An appreciative glimmer flicked to life in MacGregor’s eyes as he looked down the rows of beds to where she still stood talking to the same man. “That woman is a child no more.”
Something tightened in his gut at the primitive interest in the other man’s eyes. And it was wholly foolish to feel this masculine possessiveness for Eloise. But Goddamn it. “Close your damned mouth,” he snapped, knowing he was being a surly bastard. “You’re drooling like a stray pup over the lady.”
Instead of taking offense, his words restored the man’s usual merriment. He tossed his head back and laughed. “And you are not a man who still sees a child in her,” he said.
He glanced about to see how far those too-loudly spoken words had traveled. Eloise remained fully engrossed in conversation with the man at her side. Lucien stared unashamedly at the two of them. She needn’t remain by the man’s side for…he yanked the timepiece given him as a youth by his father many years earlier and consulted it…well, however many minutes. It must have been a good ten or so. Entirely too long and…
She nodded and then continued on her way and walked through those double doors.
He rocked on his heels. Good. She’d taken her leave.
“If it’s all the same to you, I’d suggest you go after the lady and spare the rest of us your miserable company and brilliant skillset at faro and whist.”
He made a crude gesture that redoubled the man’s laughter. “I…”
“Go,” MacGregor prodded and kicked him in the leg, nudging him ahead.
Lucien frowned, hesitating.
MacGregor gave him another kick. “Go,” he said again, annoyance and amusement underscoring that one word command.
And then, as if of their own volition, his legs began to move and he walked briskly through the room he’d recently entered.

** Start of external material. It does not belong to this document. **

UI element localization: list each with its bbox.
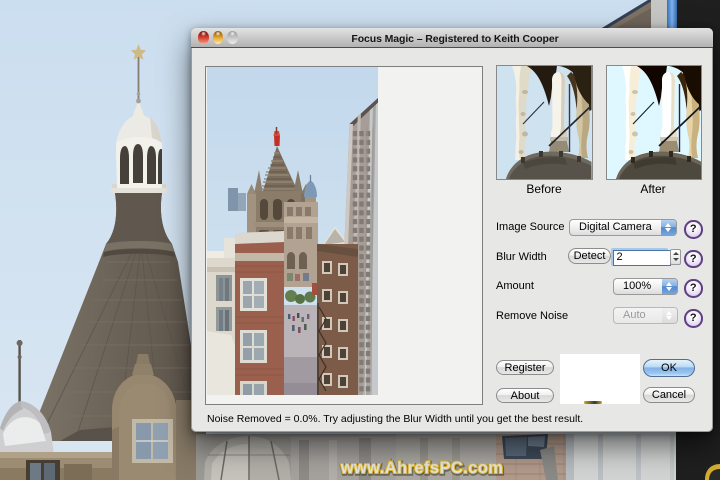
svg-text:www.AhrefsPC.com: www.AhrefsPC.com	[340, 459, 504, 477]
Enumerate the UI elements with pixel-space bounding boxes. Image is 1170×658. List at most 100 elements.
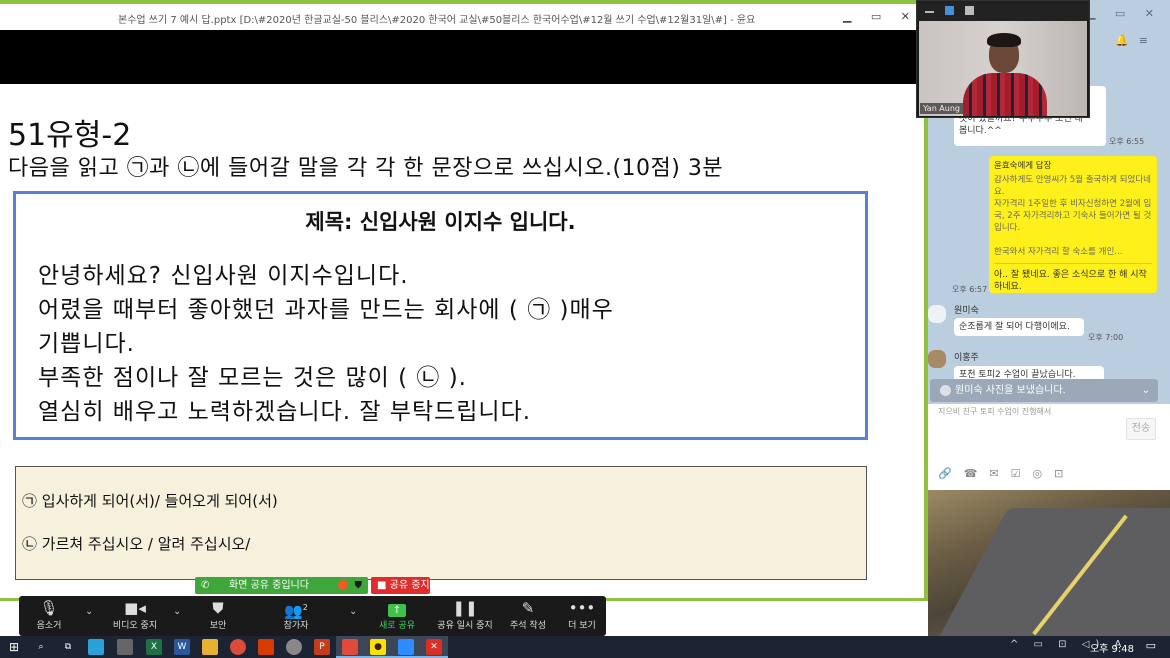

He shoved the doors open and stared down the long corridor. He lengthened his strides. She’d always moved quickly for one so small. Then, a child, who’d found friendship in he and Richard, two slightly older, always taller boys she’d been forced to do so in order to keep up.
Eloise turned the corner and made for the foyer.
“Eloise.”
She stumbled and spun around, a hand to the modest décolletage of her sea foam dress. “You startled me.” Again. The luxuriant fabric drew out the piercing blue-green of her eyes, momentarily holding him spellbound. The beauty of those eyes reached into his soul and robbed him of breath. She tipped her head. “Lucien?”
He heard the question there and continued forward.
He expected her to retreat, but she remained rooted to the spot. “What do you—?”
“Why are you here?”
Four little lines of consternation appeared as Eloise furrowed her brow. “You stopped me,” she said slowly as though speaking to a lackwit.
He cursed. “Not
here
, Eloise. In London Hospital, in the marchioness’ parlor.”
“I’m not in the marchioness’ parlor, silly. I can’t be two places at—”
“Eloise,” he said in a harsh, impatient tone that killed the teasing edge to her words. In that moment he hated himself more than he ever had before, which was saying a good deal considering the crimes he was guilty of. But he’d never been a bully…until she’d reappeared, making him hate himself for altogether new and different reasons. “Forgive me.”